Port Richey politics are never easy to figure. There is such satisfaction with the status quo that Mayor Richard Rober was re-elected without opposition, an indication that, for once, strife is not the overwhelming sentiment. Yet, at the same time, 10 percent of the city's registered voters are so disgruntled, they signed a petition asking for a referendum to dissolve the municipal government.
The referendum will be scheduled for a later date, leaving the April 14 municipal ballot to decide one City Council seat. Incumbent Mark Hashim, the vice mayor, declined to seek re-election.
Running for his post are Bill Colombo, director of physical plant services for a Palm Harbor retirement center, and Amy Scott, a financial planner who also owns a small boat-building business with her husband. Both candidates are longtime Florida and west Pasco residents who moved into the city in the past five years.

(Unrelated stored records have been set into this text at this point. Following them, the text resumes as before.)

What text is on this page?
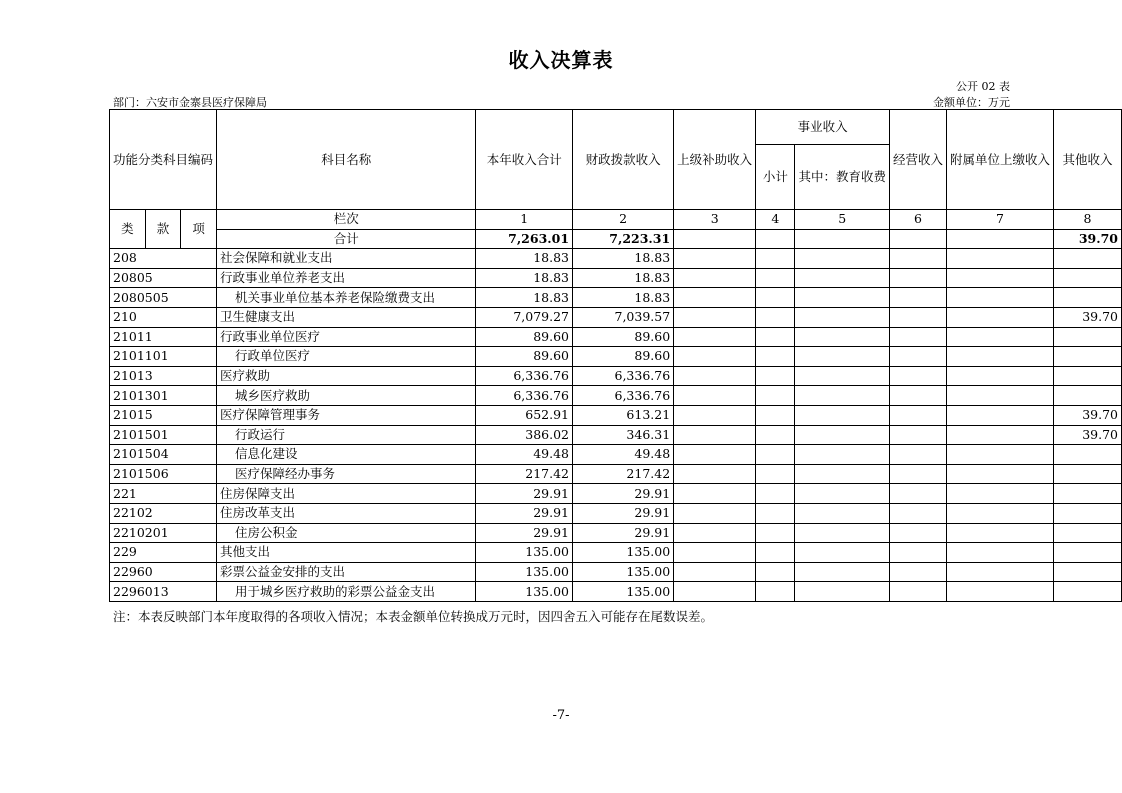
收入决算表
公开 02 表
部门：六安市金寨县医疗保障局	金额单位：万元
功能分类科目编码			科目名称	本年收入合计	财政拨款收入	上级补助收入	事业收入		经营收入	附属单位上缴收入	其他收入
							小计	其中：教育收费			
类	款	项	栏次	1	2	3	4	5	6	7	8
			合计	7,263.01	7,223.31						39.70
208			社会保障和就业支出	18.83	18.83						
20805			行政事业单位养老支出	18.83	18.83						
2080505			机关事业单位基本养老保险缴费支出	18.83	18.83						
210			卫生健康支出	7,079.27	7,039.57						39.70
21011			行政事业单位医疗	89.60	89.60						
2101101			行政单位医疗	89.60	89.60						
21013			医疗救助	6,336.76	6,336.76						
2101301			城乡医疗救助	6,336.76	6,336.76						
21015			医疗保障管理事务	652.91	613.21						39.70
2101501			行政运行	386.02	346.31						39.70
2101504			信息化建设	49.48	49.48						
2101506			医疗保障经办事务	217.42	217.42						
221			住房保障支出	29.91	29.91						
22102			住房改革支出	29.91	29.91						
2210201			住房公积金	29.91	29.91						
229			其他支出	135.00	135.00						
22960			彩票公益金安排的支出	135.00	135.00						
2296013			用于城乡医疗救助的彩票公益金支出	135.00	135.00						
注：本表反映部门本年度取得的各项收入情况；本表金额单位转换成万元时，因四舍五入可能存在尾数误差。
-7-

Colombo touts an ability to bring greater professionalism to city government by exploiting the management and problem-solving skills he developed in the private sector. He advocates maintaining the city's level of services, believing it is a good value for taxpayers, and says he opposes the idea of dissolving the city government. He would provide a calm demeanor in a city known for his rancor. We don't doubt his sincerity, but the absence of civic involvement on his resume is disappointing.
Scott became involved as a community fundraiser for Save Our Sandbar and later helped plan special events for Gulfside Regional Hospice, the PACE Center for Girls and the SPCA, among others. She also sits on the city's review committee for its comprehensive land use plan and has been involved politically, serving as campaign treasurer for current council members Perry Bean and Phil Abts.
She holds a contrasting view from Colombo on the city government, believing taxpayers are financing an unnecessary duplication of services. To those who champion the quick response time for the city Police Department, she suggests an alternative — a special taxing district strictly for public safety. If voters reject the referendum this year, Scott said she will abide by the wishes of the electorate, but will provide a watchdog role on city spending and governing.
There is much to watch. The city has put substantial time and resources into a residential canal dredging project, for which environmental permits and a realistic financing plan have never materialized. It has talked of developing its waterfront with no progress. It chased away a city manager who raised the bar on employee accountability and who tried to make sense of Port Richey's hodgepodge finances and utility services. And, like other local governments, it is confronting a budget constrained by falling property values, additional property tax exemptions and reduced revenue from recession-driven drops in sales and gasoline tax receipts.
We don't doubt that either Colombo or Scott can serve adequately. Colombo, however, has been an observer, following politics from the outside. Scott rolls up her sleeves and gets involved. We prefer that engagement. The Times recommends Amy K. Scott for Port Richey City Council.